The term $$-\dfrac{12}{D}\,e^{-12x}$$ decays exponentially and destroys exact periodicity; no single positive period $$T$$ satisfies $$y(x+T)=y(x)$$ for all $$x$$. Thus $$y(x)$$ is not periodic. Statement D is false.

Statement C “ There exists $$\beta\in\mathbb{R}$$ such that the horizontal line $$y=\beta$$ meets the curve $$y=y(x)$$ at infinitely many points.”
As $$x\to\infty$$, the exponential term vanishes and $$y(x)$$ approaches the purely sinusoidal part $$y_{p}(x)=\frac{12\cos kx+k\sin kx}{D},$$ which has period $$\frac{2\pi}{k}=24$$ and oscillates between fixed maximum and minimum values. Because this limiting waveform is bounded above and below and is attained arbitrarily closely for large $$x$$, choose any $$\beta$$ strictly between its maximum and minimum, for example $$\beta=0$$ (its average value).

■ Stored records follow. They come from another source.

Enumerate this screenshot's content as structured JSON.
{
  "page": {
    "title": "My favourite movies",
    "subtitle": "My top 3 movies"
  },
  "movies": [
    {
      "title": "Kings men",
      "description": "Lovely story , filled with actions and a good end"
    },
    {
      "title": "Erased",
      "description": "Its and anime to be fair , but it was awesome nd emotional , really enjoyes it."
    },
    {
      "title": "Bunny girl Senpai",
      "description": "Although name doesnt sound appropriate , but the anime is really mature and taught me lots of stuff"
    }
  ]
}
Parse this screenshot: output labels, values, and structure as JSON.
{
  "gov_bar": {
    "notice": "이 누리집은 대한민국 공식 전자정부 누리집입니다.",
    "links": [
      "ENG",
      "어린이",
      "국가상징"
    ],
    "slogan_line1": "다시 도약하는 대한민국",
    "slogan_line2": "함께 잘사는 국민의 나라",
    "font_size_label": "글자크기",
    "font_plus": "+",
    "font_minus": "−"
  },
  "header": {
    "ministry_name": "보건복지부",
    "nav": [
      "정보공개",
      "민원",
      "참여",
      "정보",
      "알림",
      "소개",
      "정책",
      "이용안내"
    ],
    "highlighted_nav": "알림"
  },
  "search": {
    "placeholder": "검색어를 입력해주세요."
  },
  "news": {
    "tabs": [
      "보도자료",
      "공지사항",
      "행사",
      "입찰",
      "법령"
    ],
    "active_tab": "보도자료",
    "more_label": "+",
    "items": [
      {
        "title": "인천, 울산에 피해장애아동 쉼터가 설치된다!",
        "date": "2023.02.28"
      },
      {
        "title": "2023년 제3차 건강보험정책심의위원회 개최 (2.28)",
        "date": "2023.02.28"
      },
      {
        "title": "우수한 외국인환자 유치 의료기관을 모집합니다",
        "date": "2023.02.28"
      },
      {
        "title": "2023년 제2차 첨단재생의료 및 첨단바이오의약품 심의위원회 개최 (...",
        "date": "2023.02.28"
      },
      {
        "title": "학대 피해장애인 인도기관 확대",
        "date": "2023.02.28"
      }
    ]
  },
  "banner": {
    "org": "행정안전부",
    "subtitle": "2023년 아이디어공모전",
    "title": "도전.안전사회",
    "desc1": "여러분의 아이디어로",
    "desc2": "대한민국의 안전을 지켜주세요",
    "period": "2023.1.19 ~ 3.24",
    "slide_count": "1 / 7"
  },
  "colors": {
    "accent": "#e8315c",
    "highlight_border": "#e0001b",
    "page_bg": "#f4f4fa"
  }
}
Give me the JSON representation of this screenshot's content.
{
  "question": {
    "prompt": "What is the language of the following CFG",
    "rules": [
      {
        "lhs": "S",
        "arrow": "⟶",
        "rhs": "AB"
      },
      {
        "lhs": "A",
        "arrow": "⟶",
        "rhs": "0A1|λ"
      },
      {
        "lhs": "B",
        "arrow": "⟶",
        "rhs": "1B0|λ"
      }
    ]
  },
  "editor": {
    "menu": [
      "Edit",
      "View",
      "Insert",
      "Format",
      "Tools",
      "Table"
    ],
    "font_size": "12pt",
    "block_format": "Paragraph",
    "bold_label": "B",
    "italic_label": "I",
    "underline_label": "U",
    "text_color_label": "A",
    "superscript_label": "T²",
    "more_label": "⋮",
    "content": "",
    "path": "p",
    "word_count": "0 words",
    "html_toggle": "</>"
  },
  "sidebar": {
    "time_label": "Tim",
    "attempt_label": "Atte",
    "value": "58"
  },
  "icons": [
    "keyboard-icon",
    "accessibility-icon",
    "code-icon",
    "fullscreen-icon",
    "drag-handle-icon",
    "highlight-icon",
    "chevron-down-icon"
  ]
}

For sufficiently large $$x$$, $$y(x)$$ will cross this horizontal line once every half-period, giving infinitely many intersection points. Hence such a $$\beta$$ exists. Statement C is true.

Thus, the only correct choice is:
Option C which is: There exists a real number $$\beta$$ such that the line $$y=\beta$$ intersects the curve $$y=y(x)$$ at infinitely many points.